Дело было под вечер в феврале. Камилла пропустила три сеанса кряду, не прислав мне ни слова в извинение. Я провел несколько часов не в мастерской, а в соседней комнате, носившей громкое название библиотеки. В ней я храню множество книг, которых художник, исключительно занятый своим искусством, не должен бы иметь. Чему могут поэты и романисты, даже самые пластичные, научить художника, который должен жить исключительно глазами и воспроизводить формы? Правда, я был занят не чтением, а мечтанием с щипцами в руках перед наполовину развалившимися головнями.
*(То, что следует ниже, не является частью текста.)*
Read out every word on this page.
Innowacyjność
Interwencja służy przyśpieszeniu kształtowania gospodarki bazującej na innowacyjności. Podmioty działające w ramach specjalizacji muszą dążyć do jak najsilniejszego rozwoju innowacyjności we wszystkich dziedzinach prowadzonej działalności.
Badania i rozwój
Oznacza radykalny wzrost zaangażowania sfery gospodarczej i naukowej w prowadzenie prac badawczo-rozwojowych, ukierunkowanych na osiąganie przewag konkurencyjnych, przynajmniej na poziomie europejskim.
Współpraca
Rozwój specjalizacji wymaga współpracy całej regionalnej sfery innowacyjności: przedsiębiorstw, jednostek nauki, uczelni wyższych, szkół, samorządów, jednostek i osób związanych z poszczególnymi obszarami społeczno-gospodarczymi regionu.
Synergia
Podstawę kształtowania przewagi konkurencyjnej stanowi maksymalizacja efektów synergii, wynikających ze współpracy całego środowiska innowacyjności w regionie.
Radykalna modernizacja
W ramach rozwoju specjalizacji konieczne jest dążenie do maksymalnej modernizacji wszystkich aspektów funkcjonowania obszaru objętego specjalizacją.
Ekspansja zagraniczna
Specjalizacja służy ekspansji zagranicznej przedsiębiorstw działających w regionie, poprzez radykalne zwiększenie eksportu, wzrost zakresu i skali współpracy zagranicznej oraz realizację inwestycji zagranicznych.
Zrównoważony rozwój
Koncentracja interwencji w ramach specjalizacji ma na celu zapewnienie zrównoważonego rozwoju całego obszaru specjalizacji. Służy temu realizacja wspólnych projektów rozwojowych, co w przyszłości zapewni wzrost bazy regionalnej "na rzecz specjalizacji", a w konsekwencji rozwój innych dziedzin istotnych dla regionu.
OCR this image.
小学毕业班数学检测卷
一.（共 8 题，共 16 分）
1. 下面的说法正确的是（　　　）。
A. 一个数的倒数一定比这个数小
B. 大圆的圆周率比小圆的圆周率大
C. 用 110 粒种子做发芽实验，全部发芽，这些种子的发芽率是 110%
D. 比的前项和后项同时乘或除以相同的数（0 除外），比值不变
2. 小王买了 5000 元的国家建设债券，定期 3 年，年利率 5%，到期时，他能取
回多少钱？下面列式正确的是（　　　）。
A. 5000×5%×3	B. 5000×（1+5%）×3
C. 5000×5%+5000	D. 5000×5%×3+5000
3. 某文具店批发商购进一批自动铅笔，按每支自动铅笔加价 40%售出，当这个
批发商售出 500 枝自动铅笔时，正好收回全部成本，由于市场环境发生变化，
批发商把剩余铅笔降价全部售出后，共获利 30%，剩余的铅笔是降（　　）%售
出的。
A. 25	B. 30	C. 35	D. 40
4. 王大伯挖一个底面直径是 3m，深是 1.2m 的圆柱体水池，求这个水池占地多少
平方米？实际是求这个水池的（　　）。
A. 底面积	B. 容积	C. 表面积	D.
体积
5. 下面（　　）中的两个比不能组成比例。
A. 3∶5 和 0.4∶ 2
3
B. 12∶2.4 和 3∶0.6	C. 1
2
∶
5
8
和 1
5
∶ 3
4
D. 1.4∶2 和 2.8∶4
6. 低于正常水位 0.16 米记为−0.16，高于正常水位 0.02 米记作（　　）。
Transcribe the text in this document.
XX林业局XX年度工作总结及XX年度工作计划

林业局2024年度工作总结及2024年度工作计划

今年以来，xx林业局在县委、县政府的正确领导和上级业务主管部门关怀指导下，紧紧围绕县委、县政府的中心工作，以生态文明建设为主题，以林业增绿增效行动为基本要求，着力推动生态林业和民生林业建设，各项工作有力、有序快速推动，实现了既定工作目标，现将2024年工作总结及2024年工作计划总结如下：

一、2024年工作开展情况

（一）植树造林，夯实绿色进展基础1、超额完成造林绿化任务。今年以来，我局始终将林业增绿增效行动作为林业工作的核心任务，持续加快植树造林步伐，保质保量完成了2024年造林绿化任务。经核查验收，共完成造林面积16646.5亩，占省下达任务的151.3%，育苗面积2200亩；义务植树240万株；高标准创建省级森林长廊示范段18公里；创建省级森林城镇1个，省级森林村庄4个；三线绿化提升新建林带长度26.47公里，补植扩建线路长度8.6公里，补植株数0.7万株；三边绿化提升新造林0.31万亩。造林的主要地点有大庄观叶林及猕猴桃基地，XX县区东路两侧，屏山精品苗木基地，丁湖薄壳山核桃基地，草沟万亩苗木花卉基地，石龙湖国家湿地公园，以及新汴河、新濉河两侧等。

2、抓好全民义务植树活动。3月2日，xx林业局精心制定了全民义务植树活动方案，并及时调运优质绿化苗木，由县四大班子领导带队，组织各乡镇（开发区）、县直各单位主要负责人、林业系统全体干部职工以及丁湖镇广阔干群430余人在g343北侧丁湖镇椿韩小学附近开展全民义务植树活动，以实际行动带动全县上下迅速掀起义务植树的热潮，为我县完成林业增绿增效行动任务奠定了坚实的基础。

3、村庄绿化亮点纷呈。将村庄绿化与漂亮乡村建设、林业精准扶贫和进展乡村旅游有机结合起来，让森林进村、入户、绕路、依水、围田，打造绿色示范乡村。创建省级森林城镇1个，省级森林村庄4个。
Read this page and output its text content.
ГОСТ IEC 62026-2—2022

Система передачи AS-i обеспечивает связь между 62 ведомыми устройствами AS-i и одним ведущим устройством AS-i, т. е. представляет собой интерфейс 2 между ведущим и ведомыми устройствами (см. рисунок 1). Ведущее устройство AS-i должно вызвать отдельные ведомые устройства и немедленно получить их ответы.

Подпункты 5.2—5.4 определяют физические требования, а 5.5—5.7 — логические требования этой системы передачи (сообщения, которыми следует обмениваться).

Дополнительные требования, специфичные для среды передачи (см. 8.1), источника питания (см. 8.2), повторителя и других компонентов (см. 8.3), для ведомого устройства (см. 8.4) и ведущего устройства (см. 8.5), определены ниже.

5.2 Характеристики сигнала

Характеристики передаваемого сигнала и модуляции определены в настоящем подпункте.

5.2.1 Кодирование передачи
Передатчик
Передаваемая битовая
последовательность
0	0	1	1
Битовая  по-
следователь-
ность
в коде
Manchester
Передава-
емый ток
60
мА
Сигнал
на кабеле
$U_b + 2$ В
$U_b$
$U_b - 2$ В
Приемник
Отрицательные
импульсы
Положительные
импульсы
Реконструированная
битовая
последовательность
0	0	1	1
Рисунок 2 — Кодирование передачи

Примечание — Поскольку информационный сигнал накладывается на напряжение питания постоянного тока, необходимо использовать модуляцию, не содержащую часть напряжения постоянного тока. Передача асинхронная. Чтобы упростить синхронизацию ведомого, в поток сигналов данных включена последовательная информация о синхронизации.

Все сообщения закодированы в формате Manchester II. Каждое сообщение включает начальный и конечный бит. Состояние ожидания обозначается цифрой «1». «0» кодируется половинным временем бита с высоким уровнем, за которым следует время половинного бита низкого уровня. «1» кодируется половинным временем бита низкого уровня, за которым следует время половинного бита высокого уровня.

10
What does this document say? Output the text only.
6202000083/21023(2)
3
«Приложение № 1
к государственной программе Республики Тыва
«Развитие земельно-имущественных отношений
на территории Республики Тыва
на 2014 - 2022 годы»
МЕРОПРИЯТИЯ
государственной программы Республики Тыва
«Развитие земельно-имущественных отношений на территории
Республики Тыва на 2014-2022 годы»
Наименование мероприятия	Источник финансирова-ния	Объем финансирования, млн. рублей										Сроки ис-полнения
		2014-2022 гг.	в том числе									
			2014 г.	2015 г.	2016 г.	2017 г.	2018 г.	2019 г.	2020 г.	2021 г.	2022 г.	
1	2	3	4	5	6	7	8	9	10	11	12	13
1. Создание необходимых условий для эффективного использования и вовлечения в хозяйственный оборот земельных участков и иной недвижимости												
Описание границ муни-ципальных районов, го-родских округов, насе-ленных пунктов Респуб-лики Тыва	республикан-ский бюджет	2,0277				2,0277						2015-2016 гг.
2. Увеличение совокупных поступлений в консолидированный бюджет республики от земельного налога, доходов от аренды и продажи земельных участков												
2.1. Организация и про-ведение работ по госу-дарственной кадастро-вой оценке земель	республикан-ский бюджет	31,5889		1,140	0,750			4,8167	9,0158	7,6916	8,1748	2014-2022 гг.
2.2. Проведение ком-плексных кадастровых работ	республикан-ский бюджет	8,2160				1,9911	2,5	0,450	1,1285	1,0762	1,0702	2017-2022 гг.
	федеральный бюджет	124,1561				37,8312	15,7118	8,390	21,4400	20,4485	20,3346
Лампа, принесенная слугой, освещала половину комнаты. Я отдался тому нервному бессилию, которое в такие часы, в это время года и при подобном освещении переходит в полуопьянение, почти лишенное сознательности. То, что в нас является случайным, в такие моменты исчезает. Кажется, что мы доходим до самой основы нашей чувствительности, до самого нерва того внутреннего органа, которым мы ощущаем страдания и наслаждения, до ядра, составляющего наше существо. В этих сумерках я чувствовал, что я люблю Камиллу так, как представлял себе любовь после смерти, если только остается еще что-нибудь живое от нашего сердца в этом великом и безмолвном мраке. Я говорил себе, что мне бы следовало сходить навестить ее и что моя крайняя деликатность может быть сочтена за равнодушие. И я мысленно призывал ее и говорил с ней, говорил ей все то, чего никогда не говорил и никогда не осмелюсь сказать. Как раз в ту минуту, когда это опьянение страстными мечтами повергло меня в глубокое оцепенение, я внезапно был оторван от этих грез появлением, и кого же - той, которая была их предметом. Мой слуга, которому я отдал приказание решительно никого не принимать, входил в комнату объявить мне с видом замешательства, что меня спрашивает м-ль Фавье, что он сказал ей, как было приказано, и что она села в передней, объявив, что не уйдет, не повидавшись со мной.